Em um e outro movimento de avanço à representação, o destino é o mesmo: Brasília, esta cidade construída sob um projeto moderno que, dentre outras coisas, pautou-se em uma ideia de inclusão e acesso, mas que, na prática revela inumeráveis barreiras para tudo àquilo que representa desconformidade com o modelo estabelecido, este, devidamente branco, cristão, europeizado, capitalista e citadino. E bem... nada personifica melhor a desconformidade do modelo estabelecido que os indígenas, com sua cultura e formas de organização próprias.

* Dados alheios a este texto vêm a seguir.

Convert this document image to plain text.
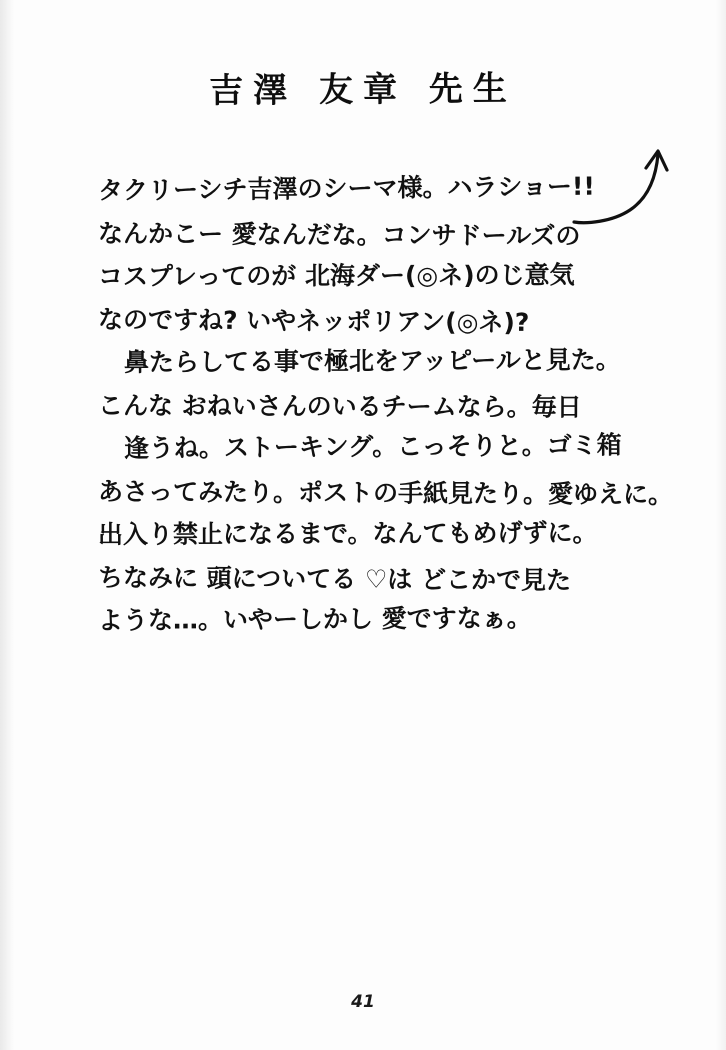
吉澤 友章 先生
タクリーシチ吉澤のシーマ様。ハラショー!!
なんかこー 愛なんだな。コンサドールズの
コスプレってのが 北海ダー(◎ネ)のじ意気
なのですね? いやネッポリアン(◎ネ)?
鼻たらしてる事で極北をアッピールと見た。
こんな おねいさんのいるチームなら。毎日
逢うね。ストーキング。こっそりと。ゴミ箱
あさってみたり。ポストの手紙見たり。愛ゆえに。
出入り禁止になるまで。なんてもめげずに。
ちなみに 頭についてる ♡は どこかで見た
ような…。いやーしかし 愛ですなぁ。
41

Brasília sempre foi para mim um lugar hostil. Por diversas razões. Uma delas é muito mais que uma razão: é Galdino Jesus dos Santos, o guerreiro Pataxó cujo assassinato brutal
completou 20 anos na semana passada. Vinte anos se passaram desde que um grupo de moleques ricos resolveu fazer uma ‘brincadeira’ com um homem que dormia desprotegido em uma parada de ônibus, derramando álcool recém-comprado em uma loja de conveniência ateando fogo em suas roupas. E que não se engane quem pensa que este ato ‘brincalhão’ foi um caso isolado, uma situação extraordinária, ou algo que não se repetiu antes ou depois, com outras Pessoas e em outras cenas, vide os argumentos de defesa utilizados à época*. Pessoas! E é importante que isso se repita. Galdino era/é uma Pessoa, assim como o são todos as pessoas que vivem em situação de rua, e que estão, na Capital Federal e em tantas outras cidades, país afora, à mercê de ‘garotos brincalhões’.
Apenas garotos! Como o menor de idade da época, que tentou por duas vezes ser admitido em um concurso público, contestando o fato de seu antecedente criminal sob a alegação de que ‘já havia cumprido sua pena, e não era justo que fosse punido para sempre pelo que fez, afinal de contas o Brasil não admite punições perpétuas’.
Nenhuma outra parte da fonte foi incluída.